Immagine distribuita da Vecteezy con licenza CCO

Uno dei casi lapalissiani per cui le tecnologie digitali hanno migliorato le condizioni degli esseri umani, diventando indispensabili per questi ultimi è quello delle tecnologie assistive. Tecnologie che hanno assunto un ruolo così primario che l’accesso o meno a queste “può fare la differenza tra consentire o negare l’istruzione per un bambino, la partecipazione alla forza lavoro per un adulto o l’opportunità di mantenere l’indipendenza e l’età con dignità per una persona anziana”.

Un accesso che rinforza la tesi per cui le tecnologie sono sostenibili se si considera che tale possibilità è vista – secondo l’Organizzazione Mondiale della Sanità – come una “precondizione chiave per la realizzazione della Convenzione sui diritti delle persone con disabilità e il raggiungimento degli obiettivi di sviluppo sostenibile”.

Infatti, è riportato nero su bianco che il report – sviluppato congiuntamente da esperti dell’OMS e di UNICEF – ha tra i tanti obiettivi anche quello di “sostenere l’attuazione della Convenzione delle Nazioni Unite sui diritti delle persone con disabilità” e mira a rendere “la copertura sanitaria universale inclusiva” guardando al “raggiungimento degli obiettivi di sviluppo sostenibile”.

Un documento che fornisce e illustra le misure adottate e quelle su cui dover lavorare al fine di migliorare l’accesso alle tecnologie assistive, consentendo così, grazie alla responsabilizzazione, di promuovere l’inclusione, la partecipazione e il coinvolgimento di persone con disabilità, e persone che vivono con condizioni croniche o menomazioni temporanee, specialmente in regioni le cui popolazioni sono piuttosto vulnerabili.

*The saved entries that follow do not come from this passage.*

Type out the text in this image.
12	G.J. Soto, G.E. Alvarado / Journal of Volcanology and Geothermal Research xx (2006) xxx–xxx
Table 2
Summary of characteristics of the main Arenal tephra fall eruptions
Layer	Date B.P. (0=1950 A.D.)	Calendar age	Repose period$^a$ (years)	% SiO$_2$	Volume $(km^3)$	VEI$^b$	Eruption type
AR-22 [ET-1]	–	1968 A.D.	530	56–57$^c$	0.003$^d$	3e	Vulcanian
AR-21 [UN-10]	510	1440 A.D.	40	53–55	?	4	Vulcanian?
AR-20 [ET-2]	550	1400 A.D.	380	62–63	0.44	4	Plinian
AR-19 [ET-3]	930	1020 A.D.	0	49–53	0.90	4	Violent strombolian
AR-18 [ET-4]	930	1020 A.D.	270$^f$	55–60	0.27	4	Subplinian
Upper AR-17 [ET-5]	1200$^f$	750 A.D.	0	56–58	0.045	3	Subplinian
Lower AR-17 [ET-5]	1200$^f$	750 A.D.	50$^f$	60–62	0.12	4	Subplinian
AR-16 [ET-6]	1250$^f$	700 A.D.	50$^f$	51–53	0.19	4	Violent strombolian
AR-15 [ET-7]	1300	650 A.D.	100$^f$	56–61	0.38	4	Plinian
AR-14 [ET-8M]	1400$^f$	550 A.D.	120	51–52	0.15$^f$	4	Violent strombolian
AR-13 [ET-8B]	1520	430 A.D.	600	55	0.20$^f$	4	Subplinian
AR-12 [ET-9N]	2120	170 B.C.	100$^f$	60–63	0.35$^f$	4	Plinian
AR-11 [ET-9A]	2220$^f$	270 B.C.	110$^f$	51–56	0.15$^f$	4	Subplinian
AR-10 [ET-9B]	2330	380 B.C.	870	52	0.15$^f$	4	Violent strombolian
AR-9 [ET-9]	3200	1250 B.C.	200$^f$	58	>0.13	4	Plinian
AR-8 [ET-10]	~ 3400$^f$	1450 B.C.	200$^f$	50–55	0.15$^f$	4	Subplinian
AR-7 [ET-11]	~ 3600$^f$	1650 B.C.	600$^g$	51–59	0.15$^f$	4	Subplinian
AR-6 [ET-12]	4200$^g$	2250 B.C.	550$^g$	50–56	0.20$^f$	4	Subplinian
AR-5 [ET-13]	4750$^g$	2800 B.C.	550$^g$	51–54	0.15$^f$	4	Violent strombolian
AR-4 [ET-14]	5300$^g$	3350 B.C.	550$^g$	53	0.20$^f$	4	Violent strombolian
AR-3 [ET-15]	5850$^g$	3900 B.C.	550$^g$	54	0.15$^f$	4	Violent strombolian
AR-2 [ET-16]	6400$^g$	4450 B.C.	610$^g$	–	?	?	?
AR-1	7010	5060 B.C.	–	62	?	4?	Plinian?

Per responsabilizzare, coinvolgere e promuovere l’inclusione è necessario però partire dal concetto di ‘tecnologia assistiva’, un termine ombrello sotto al quale trovano riparo servizi, sistemi e prodotti assistivi per persone con difficoltà funzionali – permanenti o temporanee. Assistivi perché – come si può già intuire – “assistono”, migliorando le capacità psico-motorie e agevolando la loro partecipazione e inclusione nella quotidianità, nella vita di tutti i giorni. Le tecnologie assistive includono le più analogiche sedie a rotelle fino ad arrivare a veri e propri dispositivi digitali “sotto forma di software e app che supportano la comunicazione interpersonale, l’accesso alle informazioni, la gestione quotidiana del tempo”.

Un concetto molto ampio, dunque, che si sviluppa e differenzia a seconda dello scopo per il quale le tecnologie assistive sono create e impiegate, motivo per cui, ad esempio, alcuni paesi hanno formulato le proprie definizioni a seconda delle loro priorità (e già inizia ad emergere il concetto di sostenibilità come esigenze diverse rispetto alle dimensioni economica, sociale e ambientale).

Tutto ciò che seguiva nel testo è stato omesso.